TEL AVIV – Israel is “gravely concerned” at the alleged failure on the part of the U.S. to secure an agreement to end the civil war in Syria that would see all Iranian military presence eliminated from the country, an Israeli security expert said on Monday.

Ronen Bergman, investigative journalist and military analyst for Israel’s Yedioth Aharonot newspaper, reported the news follows a visit by a senior delegation of Israeli defense officials to Washington to meet with U.S. intelligence chiefs, National Security Council officials and President Donald Trump’s special negotiator to the Middle East Jason Greenblatt.

The delegation, which included Mossad Director Yossi Cohen, Military Intelligence Directorate (MID) Chief Maj. Gen. Herzi Halevi and Israel’s Ambassador to the U.S. Ron Dermer, “presented sensitive, credible and highly disturbing intelligence information” pertaining to Iran’s presence in Syria, intelligence officials said.

“We rushed here to warn of the deployment of Hezbollah, Iranian and Syrian forces; to explain exactly what’s going on there. Without a significant change in your position, if you don’t become more involved, tougher and more aggressive, you will leave the Middle East to the Iranians, under Russian auspices,” Bergman cited the Israelis as telling their American counterparts.

According to intelligence sources, a final status agreement brokered between Syria, Russia and the U.S. is on the horizon. American-Russian cooperation in the last few months has brought a steady decline in fighting in the embattled country, and even the influence of terror groups like the Islamic State has waned considerably.
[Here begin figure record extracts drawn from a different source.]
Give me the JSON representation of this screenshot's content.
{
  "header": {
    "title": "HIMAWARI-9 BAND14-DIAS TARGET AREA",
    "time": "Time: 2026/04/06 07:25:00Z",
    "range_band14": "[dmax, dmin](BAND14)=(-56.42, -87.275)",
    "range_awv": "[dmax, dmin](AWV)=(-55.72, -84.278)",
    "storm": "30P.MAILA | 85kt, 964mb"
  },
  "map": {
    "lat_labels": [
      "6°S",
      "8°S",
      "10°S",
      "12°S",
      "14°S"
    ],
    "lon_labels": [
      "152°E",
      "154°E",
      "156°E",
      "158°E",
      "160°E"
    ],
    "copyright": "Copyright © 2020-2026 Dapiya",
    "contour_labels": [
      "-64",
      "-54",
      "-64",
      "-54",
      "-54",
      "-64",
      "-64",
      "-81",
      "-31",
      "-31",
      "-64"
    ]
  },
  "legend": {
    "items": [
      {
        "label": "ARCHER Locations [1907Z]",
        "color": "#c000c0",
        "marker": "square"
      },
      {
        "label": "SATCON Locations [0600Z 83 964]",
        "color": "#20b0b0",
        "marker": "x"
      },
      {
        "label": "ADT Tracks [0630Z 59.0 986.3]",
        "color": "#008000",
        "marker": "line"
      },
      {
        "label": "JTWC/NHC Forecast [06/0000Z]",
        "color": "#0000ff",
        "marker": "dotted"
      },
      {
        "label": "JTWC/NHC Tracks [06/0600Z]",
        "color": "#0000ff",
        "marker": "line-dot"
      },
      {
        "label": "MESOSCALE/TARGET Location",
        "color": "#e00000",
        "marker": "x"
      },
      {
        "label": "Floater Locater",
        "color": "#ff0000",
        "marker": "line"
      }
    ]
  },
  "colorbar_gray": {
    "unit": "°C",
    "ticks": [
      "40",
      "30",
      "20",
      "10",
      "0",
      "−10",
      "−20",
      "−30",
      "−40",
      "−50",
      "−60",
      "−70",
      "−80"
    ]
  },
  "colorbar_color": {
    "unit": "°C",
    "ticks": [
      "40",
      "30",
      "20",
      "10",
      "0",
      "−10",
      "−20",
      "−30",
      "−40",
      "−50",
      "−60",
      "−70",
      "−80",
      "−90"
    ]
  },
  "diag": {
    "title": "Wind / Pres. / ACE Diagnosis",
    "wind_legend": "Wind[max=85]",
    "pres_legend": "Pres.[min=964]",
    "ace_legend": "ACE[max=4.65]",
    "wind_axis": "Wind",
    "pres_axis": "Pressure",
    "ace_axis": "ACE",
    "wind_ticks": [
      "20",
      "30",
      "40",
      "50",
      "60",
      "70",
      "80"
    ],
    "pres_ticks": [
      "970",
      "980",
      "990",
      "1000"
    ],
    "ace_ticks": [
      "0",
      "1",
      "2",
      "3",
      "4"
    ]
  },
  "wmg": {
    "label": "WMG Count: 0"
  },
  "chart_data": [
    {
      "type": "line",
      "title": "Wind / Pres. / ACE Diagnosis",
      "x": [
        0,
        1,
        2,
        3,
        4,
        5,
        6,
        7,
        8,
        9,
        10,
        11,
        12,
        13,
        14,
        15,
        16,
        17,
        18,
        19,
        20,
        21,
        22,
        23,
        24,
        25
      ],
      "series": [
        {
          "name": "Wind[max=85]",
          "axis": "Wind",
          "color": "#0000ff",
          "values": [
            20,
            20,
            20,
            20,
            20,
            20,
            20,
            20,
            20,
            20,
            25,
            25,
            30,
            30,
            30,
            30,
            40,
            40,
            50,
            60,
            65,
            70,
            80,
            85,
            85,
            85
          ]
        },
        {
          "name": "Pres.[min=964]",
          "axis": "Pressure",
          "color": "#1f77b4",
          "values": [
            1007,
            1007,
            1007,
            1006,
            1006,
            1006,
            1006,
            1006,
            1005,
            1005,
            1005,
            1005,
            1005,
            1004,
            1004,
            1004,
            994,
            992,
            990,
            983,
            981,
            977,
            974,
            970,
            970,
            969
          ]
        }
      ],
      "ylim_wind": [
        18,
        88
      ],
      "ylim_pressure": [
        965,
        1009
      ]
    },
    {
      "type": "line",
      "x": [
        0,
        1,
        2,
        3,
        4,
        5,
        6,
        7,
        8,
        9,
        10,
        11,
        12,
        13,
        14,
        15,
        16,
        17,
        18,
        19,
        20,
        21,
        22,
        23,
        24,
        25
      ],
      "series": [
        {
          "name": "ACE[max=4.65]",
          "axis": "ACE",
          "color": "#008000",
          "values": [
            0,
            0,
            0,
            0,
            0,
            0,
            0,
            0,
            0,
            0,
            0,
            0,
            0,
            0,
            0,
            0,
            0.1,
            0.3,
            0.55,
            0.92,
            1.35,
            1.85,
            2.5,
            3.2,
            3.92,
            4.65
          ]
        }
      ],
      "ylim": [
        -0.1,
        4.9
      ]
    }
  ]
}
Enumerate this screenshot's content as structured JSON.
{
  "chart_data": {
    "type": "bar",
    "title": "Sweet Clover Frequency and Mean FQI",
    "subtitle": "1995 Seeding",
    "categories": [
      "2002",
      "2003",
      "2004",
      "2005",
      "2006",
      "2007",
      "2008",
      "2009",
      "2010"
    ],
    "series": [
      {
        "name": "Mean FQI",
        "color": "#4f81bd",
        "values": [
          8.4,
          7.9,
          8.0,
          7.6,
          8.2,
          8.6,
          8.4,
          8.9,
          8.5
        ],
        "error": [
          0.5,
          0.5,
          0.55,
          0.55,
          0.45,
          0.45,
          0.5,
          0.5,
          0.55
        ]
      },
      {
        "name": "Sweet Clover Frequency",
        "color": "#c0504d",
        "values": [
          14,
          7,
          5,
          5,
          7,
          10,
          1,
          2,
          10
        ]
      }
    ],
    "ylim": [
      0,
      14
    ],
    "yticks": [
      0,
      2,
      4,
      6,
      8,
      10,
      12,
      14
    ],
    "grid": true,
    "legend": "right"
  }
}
However, despite what ostensibly seemed like a friendly visit, the Israelis could not persuade the Americans to demand the evacuation of Iranian and Hezbollah forces from Syria. Israel fears Iran will expand its presence – including implementing missile systems – to the Syrian side of the Golan. Iranian presence in the country currently includes some 500 soldiers, 5,000 Hezbollah militants and several thousand more from other Shiite proxies, all under the stewardship of the Iranian Revolutionary Guards Corps’ (IRGC) elite Quds Force.

According to Bergman, the delegation said upon their return over the weekend that while they were in the U.S. they had observed “a kind of embarrassment and lack of a clear position in the American administration with regards to the nature of the future agreement and disagreements on what should and what should not be done in Syria to bring quiet to the entire region. As far as they’re concerned, the matter is still wide open.”

Israel’s concern is compounded by President Donald Trump’s domestic challenges as well as unfolding events with North Korea, leaving the Jewish state worried that Washington may choose not to go head to head with Russia and Syria on the Iranian question.

Israel intends to send another defense delegation to Moscow to present its case to Russian President Vladimir Putin.